Pierre Jolivet s'est fait connaître au cinéma avec des comédies comme
Ma petite entreprise et
Je crois que je l'aime. Avant de faire ses débuts devant puis derrière la caméra, il crée pour la radio un duo comique avec son frère,
Marc Jolivet, Recho et Frigo. Bien connu durant les années 70, le tandem ira jusqu'à se produire sur la scène de l'Olympia en 1978. Après s'être séparé de son frangin qui poursuivra sa carrière d'humoriste en solo avec le succès que l'on connaît, Pierre Jolivet trouve un nouveau complice alors inconnu du grand public,
Luc Besson. Ensemble ils coécrivent
L'avant dernier (1981), un court, puis le premier long métrage du futur auteur du
Grand Bleu,
Le dernier combat (1983) - dans lequel Jolivet tient deux autres casquettes puisqu'il est également acteur et producteur. Les deux hommes collaborent à nouveau sur l'écriture du premier succès en salles de Besson,
Subway (1985), puis se séparent. Lancé, il passe à la réalisation en 1985 avec
Strictement personnel, un polar avec
Pierre Arditi et
Jean Reno autour de l'histoire d'un flic emprisonné pour payer les dettes de sa famille. Le film sera nominé aux Césars. Changement de style et de genre, il enchaîne sur
Le Complexe du Kangourou (1986), une comédie de mœurs avec
Roland Giraud où l'on retrouve son goût pour les personnages en déséquilibre. Le film fait un four et n'a pas très bonne réputation.

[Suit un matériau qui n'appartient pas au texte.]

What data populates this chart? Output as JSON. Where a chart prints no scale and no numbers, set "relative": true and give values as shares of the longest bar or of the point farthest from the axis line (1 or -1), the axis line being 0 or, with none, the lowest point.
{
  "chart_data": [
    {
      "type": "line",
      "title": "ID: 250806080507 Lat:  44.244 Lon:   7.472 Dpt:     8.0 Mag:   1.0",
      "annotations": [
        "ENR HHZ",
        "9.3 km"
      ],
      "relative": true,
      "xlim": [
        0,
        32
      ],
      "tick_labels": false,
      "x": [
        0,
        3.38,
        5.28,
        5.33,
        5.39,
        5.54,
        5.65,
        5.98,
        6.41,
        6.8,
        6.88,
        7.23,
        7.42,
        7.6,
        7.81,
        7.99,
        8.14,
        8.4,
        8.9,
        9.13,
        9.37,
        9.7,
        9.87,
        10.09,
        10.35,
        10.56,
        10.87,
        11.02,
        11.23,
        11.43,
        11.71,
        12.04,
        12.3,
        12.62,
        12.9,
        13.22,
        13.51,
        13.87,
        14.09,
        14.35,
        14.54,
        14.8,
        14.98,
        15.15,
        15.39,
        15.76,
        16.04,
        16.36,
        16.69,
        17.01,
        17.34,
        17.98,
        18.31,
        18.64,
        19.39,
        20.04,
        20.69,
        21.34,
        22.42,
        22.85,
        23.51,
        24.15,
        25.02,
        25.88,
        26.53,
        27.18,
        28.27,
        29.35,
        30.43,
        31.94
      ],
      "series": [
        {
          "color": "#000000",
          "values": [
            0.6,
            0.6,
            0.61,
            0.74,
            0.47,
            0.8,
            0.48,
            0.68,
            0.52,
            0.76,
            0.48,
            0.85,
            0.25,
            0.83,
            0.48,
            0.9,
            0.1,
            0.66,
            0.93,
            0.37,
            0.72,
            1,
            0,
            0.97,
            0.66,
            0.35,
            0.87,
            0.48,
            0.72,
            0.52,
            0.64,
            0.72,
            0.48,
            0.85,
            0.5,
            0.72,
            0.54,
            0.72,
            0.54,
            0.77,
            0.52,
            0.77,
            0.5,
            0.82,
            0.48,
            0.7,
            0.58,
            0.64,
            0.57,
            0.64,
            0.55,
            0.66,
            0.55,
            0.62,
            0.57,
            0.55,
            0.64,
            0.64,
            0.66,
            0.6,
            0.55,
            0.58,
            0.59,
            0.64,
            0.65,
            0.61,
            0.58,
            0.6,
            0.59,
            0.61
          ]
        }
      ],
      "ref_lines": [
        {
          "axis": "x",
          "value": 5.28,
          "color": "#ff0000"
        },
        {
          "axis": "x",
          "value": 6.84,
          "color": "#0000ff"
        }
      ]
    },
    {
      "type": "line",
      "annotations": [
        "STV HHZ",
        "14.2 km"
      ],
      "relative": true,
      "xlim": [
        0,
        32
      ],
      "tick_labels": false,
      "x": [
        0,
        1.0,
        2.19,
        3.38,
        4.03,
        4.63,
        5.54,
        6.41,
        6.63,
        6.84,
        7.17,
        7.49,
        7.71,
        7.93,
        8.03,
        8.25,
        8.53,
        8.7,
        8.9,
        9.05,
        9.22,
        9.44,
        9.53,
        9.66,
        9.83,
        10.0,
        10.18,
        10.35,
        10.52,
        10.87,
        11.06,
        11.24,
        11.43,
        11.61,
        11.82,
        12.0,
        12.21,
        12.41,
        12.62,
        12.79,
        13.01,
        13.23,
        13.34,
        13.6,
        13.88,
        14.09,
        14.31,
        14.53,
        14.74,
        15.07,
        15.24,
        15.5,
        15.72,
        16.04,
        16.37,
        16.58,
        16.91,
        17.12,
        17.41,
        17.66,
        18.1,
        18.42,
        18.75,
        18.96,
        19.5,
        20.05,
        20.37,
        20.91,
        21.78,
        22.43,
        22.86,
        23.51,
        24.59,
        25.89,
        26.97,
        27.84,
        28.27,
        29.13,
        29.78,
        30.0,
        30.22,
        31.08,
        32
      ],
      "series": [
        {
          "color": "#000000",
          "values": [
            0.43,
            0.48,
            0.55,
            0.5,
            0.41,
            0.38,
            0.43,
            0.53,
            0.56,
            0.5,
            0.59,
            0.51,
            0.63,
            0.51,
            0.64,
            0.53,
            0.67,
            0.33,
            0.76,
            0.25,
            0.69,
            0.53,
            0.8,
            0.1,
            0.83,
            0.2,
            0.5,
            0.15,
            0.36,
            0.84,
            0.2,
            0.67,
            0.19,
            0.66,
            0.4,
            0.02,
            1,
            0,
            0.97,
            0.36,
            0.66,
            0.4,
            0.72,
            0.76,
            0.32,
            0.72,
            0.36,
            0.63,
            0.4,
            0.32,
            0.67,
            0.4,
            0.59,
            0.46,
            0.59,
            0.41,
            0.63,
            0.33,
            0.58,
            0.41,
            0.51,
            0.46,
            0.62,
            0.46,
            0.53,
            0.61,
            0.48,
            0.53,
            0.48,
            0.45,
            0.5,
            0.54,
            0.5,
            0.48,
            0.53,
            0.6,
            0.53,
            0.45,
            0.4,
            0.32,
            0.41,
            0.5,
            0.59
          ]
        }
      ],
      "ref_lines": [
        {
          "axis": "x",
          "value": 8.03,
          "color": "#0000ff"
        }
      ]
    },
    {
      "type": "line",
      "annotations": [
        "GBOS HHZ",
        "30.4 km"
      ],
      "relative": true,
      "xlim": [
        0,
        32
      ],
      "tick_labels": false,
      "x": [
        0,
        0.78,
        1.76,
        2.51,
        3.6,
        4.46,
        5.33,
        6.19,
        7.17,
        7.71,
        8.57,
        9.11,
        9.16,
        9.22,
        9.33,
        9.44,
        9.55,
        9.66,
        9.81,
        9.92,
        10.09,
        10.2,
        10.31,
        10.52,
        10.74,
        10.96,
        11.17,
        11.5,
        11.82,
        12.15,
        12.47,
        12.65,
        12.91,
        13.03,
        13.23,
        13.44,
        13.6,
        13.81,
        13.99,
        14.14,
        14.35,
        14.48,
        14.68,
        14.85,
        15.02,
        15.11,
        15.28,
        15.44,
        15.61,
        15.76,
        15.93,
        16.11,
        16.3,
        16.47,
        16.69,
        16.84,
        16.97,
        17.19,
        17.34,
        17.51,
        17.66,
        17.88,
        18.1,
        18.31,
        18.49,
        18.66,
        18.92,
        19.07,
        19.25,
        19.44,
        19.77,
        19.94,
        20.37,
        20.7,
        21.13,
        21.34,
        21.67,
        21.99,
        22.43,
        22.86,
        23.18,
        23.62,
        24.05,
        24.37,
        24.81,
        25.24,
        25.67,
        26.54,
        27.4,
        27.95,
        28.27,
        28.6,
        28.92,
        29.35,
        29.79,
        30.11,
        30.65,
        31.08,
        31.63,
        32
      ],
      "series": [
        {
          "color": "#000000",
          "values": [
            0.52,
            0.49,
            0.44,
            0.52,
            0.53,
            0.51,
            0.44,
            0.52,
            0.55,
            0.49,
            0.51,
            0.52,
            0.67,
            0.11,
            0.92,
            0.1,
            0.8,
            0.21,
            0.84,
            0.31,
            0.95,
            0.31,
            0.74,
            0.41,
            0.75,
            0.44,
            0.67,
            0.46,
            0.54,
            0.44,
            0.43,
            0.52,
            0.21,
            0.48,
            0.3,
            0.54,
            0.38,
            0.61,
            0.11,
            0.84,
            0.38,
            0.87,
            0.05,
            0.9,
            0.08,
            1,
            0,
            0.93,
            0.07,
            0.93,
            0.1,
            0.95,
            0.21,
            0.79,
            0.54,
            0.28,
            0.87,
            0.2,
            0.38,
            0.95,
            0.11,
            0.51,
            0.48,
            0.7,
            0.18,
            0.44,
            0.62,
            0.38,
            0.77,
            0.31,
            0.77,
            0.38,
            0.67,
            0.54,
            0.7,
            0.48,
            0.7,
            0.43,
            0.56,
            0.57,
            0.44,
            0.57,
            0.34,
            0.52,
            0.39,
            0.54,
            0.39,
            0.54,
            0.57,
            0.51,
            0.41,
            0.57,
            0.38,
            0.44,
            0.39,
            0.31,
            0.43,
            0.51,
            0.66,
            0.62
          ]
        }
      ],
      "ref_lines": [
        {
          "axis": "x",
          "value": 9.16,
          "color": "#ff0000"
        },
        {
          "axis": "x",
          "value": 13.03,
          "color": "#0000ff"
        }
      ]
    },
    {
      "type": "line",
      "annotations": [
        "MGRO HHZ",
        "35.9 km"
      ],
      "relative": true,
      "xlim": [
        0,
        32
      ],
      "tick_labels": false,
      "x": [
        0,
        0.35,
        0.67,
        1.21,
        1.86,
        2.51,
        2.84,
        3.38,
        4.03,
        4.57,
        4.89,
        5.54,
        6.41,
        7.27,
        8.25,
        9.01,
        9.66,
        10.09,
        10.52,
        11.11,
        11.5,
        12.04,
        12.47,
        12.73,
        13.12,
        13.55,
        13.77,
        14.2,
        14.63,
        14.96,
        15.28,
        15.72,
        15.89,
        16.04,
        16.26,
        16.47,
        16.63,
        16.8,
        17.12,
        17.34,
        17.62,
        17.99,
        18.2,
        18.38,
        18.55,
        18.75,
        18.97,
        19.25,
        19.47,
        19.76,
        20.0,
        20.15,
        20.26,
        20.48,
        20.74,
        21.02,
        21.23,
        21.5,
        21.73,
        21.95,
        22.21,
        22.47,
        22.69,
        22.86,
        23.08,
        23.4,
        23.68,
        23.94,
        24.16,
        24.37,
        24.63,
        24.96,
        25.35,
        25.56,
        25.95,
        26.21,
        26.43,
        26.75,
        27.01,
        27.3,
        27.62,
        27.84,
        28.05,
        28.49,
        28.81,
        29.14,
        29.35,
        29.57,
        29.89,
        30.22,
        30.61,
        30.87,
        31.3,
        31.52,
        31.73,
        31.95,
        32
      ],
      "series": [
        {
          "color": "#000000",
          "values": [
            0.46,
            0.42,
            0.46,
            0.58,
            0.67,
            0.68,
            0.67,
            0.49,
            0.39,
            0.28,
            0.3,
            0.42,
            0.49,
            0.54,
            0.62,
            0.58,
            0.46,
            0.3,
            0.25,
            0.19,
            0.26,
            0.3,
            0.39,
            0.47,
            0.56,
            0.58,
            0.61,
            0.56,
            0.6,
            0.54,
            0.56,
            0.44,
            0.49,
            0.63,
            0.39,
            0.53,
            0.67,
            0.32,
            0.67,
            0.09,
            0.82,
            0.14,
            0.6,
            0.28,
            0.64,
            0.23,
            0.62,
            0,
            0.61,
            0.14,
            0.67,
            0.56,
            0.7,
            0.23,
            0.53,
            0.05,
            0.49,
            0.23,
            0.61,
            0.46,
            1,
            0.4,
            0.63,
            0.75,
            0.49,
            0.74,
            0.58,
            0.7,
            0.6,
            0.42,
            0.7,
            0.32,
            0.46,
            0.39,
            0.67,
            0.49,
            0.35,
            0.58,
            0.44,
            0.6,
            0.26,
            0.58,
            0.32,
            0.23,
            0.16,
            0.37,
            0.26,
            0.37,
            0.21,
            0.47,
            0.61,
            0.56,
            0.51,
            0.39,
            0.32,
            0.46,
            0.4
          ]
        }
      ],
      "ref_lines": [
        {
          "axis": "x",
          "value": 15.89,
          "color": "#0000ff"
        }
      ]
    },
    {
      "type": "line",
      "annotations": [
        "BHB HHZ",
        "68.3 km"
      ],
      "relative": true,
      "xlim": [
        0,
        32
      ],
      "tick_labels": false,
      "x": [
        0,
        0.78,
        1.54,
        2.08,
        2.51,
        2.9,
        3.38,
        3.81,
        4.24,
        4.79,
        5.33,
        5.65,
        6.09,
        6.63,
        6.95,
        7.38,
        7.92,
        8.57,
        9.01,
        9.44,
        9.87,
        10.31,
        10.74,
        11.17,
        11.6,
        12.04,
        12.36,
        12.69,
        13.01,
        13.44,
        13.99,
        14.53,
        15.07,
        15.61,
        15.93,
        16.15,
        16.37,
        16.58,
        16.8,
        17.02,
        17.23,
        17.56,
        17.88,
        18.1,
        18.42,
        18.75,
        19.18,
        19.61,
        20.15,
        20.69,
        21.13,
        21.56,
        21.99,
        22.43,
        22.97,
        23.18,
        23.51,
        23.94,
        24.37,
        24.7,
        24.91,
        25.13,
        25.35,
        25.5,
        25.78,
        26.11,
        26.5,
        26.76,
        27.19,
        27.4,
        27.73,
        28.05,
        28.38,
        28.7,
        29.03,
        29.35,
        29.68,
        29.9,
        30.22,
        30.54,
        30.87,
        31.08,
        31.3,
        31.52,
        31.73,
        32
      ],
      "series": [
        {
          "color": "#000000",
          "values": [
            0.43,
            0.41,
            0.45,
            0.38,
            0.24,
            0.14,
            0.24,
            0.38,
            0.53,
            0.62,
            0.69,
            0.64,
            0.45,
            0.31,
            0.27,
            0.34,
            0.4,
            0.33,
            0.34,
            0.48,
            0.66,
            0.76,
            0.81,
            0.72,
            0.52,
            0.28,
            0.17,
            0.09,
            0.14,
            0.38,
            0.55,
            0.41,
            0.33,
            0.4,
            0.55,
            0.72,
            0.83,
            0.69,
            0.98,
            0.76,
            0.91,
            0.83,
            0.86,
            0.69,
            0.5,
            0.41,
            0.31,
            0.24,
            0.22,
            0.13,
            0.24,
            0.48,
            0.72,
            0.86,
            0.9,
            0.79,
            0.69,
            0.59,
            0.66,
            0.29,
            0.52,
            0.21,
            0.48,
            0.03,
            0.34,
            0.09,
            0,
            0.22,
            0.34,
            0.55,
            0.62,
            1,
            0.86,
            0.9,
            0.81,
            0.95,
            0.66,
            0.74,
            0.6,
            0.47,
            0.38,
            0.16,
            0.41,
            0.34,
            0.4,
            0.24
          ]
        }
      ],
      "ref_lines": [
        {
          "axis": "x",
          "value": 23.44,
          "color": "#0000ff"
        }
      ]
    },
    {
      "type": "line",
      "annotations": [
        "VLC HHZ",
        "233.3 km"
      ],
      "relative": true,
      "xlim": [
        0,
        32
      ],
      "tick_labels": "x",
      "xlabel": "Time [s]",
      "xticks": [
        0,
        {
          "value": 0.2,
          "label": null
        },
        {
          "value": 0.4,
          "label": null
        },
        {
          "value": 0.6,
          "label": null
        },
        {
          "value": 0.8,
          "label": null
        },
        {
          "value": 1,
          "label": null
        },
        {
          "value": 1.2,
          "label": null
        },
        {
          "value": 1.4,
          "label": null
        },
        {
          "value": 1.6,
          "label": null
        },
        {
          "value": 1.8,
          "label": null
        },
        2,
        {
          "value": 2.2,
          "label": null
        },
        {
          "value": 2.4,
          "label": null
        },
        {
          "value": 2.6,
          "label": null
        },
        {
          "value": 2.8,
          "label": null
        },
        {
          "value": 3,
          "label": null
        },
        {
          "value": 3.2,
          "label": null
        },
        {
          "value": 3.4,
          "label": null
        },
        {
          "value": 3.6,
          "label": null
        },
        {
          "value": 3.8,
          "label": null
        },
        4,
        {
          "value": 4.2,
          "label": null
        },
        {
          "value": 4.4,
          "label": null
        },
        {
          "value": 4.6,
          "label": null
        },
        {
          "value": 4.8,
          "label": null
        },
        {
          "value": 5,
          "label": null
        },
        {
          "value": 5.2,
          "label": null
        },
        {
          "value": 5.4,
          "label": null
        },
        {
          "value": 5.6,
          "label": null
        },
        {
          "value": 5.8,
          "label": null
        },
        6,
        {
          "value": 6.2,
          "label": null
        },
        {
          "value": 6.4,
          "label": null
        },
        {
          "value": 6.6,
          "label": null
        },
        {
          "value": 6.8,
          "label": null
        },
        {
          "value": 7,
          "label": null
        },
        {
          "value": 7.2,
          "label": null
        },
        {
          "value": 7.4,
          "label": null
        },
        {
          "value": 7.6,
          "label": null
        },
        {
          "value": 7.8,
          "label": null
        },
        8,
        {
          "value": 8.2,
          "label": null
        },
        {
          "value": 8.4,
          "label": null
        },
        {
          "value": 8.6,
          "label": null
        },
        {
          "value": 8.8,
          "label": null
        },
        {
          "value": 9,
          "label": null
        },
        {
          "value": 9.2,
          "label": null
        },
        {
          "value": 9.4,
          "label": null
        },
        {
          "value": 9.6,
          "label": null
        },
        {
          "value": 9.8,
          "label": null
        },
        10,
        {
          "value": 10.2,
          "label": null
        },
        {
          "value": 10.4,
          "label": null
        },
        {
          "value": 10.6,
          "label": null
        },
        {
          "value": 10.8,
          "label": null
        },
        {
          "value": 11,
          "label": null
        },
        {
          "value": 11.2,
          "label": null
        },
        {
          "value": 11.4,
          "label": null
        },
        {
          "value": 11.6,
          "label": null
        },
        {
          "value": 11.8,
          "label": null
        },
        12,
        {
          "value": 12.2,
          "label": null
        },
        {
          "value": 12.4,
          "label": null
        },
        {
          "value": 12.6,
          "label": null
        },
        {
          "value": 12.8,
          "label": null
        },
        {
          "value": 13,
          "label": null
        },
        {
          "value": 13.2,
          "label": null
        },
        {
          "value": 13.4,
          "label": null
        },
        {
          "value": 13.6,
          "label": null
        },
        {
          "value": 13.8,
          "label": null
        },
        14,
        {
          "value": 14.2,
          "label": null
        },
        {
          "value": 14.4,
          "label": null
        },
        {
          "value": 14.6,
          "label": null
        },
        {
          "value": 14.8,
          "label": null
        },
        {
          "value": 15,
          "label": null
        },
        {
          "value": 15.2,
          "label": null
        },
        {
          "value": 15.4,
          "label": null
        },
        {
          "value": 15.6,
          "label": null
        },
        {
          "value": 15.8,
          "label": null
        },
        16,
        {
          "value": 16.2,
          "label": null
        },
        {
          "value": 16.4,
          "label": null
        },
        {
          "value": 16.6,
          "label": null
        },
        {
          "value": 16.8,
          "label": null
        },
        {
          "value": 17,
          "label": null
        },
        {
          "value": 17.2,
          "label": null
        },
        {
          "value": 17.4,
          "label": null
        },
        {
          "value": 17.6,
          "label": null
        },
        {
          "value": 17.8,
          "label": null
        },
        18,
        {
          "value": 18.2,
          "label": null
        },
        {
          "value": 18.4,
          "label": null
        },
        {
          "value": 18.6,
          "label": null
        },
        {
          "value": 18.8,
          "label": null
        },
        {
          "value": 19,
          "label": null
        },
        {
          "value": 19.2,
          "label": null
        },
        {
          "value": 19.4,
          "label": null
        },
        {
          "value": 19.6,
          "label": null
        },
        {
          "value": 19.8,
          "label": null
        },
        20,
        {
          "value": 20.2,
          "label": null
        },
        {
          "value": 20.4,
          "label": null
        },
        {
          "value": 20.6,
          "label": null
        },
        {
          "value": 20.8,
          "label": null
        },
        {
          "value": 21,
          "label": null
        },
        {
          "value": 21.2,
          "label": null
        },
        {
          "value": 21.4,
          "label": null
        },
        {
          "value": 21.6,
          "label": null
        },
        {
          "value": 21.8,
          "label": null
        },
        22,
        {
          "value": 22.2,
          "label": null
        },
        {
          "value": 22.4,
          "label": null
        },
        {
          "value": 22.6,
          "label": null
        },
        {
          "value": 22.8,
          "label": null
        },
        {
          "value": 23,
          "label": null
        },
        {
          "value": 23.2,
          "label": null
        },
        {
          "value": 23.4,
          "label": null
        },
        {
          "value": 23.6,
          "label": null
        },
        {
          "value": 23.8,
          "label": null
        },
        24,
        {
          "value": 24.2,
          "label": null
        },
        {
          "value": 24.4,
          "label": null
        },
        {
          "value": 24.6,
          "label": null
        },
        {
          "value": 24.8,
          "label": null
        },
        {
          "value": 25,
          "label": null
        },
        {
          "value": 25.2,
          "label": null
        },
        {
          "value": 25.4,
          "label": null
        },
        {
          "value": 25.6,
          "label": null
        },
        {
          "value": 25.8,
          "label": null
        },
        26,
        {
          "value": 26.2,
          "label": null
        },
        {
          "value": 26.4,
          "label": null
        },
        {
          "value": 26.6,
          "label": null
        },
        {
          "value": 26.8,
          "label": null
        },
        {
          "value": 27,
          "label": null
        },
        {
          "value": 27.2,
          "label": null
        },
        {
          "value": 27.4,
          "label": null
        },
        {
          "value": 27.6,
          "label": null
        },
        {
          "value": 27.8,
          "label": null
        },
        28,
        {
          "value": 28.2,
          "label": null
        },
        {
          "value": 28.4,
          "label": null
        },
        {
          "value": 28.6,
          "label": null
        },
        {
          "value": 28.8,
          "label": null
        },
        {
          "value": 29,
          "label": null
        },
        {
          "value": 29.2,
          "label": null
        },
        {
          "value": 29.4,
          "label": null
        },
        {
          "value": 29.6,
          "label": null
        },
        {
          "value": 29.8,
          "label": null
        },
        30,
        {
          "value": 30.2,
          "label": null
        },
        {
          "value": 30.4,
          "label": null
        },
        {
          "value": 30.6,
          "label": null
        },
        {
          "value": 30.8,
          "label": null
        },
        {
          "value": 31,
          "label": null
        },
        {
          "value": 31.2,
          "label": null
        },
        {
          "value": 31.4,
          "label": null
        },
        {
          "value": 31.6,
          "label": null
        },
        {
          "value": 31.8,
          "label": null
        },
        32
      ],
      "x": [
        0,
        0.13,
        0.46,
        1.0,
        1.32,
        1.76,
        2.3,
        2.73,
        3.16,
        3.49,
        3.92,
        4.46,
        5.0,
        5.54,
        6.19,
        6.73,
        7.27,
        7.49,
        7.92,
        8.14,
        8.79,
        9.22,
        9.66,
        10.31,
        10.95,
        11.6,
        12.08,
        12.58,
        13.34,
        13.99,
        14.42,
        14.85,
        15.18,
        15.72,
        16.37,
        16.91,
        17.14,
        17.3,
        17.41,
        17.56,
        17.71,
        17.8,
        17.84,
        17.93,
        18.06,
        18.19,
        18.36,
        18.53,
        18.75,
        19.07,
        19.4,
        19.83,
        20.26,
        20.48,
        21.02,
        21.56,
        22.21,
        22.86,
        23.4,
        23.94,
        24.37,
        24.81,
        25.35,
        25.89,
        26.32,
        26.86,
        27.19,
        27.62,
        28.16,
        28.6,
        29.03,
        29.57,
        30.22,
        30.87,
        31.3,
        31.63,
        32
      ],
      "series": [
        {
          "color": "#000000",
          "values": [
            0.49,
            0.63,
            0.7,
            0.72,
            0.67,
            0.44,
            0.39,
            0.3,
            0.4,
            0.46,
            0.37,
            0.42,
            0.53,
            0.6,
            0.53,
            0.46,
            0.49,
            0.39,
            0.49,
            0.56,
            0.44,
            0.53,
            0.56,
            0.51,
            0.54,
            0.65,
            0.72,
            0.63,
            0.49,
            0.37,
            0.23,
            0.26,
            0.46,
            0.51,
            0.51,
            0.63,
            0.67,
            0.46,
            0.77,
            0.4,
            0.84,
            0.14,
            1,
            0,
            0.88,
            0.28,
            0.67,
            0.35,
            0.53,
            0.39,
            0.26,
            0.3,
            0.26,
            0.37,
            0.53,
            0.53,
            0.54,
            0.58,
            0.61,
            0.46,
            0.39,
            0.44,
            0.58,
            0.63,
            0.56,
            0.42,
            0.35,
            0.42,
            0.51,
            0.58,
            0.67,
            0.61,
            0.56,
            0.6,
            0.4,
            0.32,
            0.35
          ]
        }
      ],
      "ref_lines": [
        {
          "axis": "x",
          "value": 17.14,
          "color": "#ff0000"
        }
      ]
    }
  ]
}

Face à cet échec, Jolivet s'adapte et change encore de genre. Il passe au drame psychologique façon
Midnight Express (
Alan Parker) avec
Force Majeure (1989) qui mené par Patrick Bruel et
François Cluzet remporte un joli succès en salles. Il s'essaie ensuite au thriller SF avec
Simple mortel où un universitaire doit éliminer ses proches pour sauver l'humanité (lourd dilemme). A chaque fois, Jolivet raconte l'histoire et le destin d'individus banals en prise avec des situations extraordinaires, inédites, démesurées. Suivront alors
A l'heure où les grands fauves vont boire (1993), une comédie où il dirige son frère, puis
Fred (1997), un thriller social sur fond de chômage où il met en scène pour la première fois l'acteur
Vincent Lindon qui va désormais devenir son fidèle collaborateur. Le film est salué par la critique, ce sera un tournant dans sa carrière. Après
En plein cœur (1998), un remake d'
En cas de malheur de
Claude Autant-Lara avec
Gérard Lanvin et Virgine Ledoyen d'après un roman de George Simenon, Jolivet retrouve l'équipe de
Fred, Lindon,
Berléand et
Roschdy Zem sur
Ma petite entreprise (1999), une comédie sociale sur fond d'ode à la fraternité et la débrouille. Le film obtient les faveurs du public et de la critique.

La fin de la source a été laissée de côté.